/eulascript

Machine learning (ML) solution that review end-user license agreements (EULA) for terms and conditions that are unacceptable to the government

Primary LanguagePython

1 - Cloning the repository

git clone https://github.com/Tikquuss/eulascript

2 - Installing the dependencies

  • PyPDF2 and PyMuPDF: for reading pdf files
  • python-docx : for reading docx files
  • wget : for model downloading
  • pandas : to write the result in csv files
  • validators : to check the validity of the urls
  • ktrain : for loading models. It is a duplication of amaiya/ktrain modified to install tensorflow-cpu (instead of tensorflow-2.1.0-cp36-cp36m-manylinux2010_x86_64.whl) and tqdm>=4.29.1.
pip install -r eulascript/requirements.txt

3 - Try

  • model_folder : directory (or url of the directory) where the model is located (must contain the following three files: tf_model.preproc, config.json and tf_model.h5). In the case of a url the three previous files are downloaded automatically. You can use the pre-trained models directly from huggingface, but this notebook illustrates how to fine-tune these models (bert, distilbert, albert, roberta, xlnet) on our dataset with the ktrain library.
  • output_dir : folder in which the csv file(s) containing the results (in the format: clause, label, probability) will be stored (the name of the created file starts with the name, without extension, of the original file containing the license, followed optionally by a number to avoid file collisions)
  • path_to_eula : comma-separated list of documents (txt, md, pdf and docx) containing the licenses to be analyzed
  • logistic_regression : this parameter can be provided at the expense of model_folder in order to use one of the pre-trained logistic regression models (must be obligatorily made from these three models: bag_of_word, tf_idf, bert or distilbert).
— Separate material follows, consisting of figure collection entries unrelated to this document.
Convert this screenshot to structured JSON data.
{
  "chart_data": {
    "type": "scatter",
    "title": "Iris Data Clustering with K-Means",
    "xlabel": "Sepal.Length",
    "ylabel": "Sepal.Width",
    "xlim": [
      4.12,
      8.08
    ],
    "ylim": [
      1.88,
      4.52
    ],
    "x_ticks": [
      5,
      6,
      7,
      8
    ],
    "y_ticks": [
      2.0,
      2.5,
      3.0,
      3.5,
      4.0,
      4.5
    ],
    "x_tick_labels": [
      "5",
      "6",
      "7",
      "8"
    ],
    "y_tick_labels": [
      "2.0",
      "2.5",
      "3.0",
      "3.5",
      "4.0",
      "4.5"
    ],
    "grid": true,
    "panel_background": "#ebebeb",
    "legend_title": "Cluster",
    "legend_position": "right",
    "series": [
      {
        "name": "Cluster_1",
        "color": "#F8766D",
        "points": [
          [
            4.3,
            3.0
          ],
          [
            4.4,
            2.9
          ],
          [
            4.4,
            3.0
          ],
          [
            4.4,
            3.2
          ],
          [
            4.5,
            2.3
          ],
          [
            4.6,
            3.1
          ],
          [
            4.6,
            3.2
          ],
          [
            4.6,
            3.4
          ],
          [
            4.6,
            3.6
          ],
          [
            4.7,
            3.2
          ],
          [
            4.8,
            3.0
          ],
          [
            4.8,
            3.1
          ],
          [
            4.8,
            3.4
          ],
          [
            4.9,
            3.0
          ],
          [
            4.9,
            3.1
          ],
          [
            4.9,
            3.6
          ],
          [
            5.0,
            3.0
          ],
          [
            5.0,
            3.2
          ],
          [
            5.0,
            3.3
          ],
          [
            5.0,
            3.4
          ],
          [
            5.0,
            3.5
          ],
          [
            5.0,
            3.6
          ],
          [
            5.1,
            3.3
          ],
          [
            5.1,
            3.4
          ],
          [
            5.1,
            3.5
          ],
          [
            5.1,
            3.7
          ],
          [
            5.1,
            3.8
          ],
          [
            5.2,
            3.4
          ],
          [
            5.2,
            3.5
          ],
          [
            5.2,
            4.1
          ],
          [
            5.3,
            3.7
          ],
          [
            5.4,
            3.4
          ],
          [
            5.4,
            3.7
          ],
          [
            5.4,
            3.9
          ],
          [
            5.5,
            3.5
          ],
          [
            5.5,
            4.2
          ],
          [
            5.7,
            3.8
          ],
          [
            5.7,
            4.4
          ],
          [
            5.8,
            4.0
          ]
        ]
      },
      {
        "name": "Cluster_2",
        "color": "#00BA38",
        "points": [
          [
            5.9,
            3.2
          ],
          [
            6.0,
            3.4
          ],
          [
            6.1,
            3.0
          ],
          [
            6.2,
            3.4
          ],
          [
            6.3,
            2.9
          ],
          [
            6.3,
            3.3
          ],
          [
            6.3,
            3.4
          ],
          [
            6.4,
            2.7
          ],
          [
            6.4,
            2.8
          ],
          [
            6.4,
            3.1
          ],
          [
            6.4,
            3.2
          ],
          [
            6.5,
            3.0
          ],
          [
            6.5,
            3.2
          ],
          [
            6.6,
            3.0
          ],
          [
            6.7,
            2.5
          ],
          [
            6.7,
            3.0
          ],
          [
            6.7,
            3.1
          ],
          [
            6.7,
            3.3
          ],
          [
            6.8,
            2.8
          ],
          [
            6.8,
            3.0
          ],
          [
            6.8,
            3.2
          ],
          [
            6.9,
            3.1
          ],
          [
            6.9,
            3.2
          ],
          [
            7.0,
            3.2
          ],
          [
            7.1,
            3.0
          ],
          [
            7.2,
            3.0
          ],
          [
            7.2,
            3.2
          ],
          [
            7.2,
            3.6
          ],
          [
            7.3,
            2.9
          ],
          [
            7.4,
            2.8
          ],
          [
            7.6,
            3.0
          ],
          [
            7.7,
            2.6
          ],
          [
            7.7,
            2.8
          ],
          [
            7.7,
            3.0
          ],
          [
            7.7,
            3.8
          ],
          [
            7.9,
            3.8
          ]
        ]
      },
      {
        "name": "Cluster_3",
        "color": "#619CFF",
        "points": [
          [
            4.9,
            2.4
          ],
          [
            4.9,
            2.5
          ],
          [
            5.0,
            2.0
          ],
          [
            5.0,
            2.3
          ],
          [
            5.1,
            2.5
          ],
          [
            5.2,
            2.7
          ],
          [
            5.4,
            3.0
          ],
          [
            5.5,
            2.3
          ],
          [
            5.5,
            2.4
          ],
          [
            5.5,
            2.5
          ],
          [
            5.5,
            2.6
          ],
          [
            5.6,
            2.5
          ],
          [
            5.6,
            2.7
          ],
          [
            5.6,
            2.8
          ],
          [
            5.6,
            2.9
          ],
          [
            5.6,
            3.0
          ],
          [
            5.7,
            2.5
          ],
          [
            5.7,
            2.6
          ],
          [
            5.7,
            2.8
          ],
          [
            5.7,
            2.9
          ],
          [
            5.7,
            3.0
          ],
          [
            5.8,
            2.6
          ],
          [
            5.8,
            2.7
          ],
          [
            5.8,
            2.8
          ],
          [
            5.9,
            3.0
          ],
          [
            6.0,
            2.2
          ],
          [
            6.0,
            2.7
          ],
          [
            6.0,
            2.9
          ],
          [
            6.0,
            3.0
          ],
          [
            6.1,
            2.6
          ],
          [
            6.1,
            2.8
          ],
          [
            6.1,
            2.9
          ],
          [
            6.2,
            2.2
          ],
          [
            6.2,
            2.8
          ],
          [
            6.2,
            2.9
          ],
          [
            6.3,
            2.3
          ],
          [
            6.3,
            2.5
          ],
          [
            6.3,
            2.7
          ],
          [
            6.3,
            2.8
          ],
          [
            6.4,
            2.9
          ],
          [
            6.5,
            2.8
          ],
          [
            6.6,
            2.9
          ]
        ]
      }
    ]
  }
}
This parameter is ignored if it is passed at the same time as model_folder. This notebook illustrates the process of obtaining the production.pth file.
model_folder=my/model_dir_or_url
output_dir=my/output_folder
path_to_eula=my/eula.txt,my/eula.md,my/eula.pdf,my/eula.docx

python eulascript/eula.py --model_folder $model_folder --path_to_eula $path_to_eula --output_dir $output_dir
logistic_regression=bag_of_word
output_dir=my/output_folder
path_to_eula=my/eula.txt,my/eula.md,my/eula.pdf,my/eula.docx

python eulascript/eula.py --logistic_regression $logistic_regression --path_to_eula $path_to_eula --output_dir $output_dir

Note:

  • the samples folder contains some user licenses and a notebook illustrating all.
  • The associated web application is available here.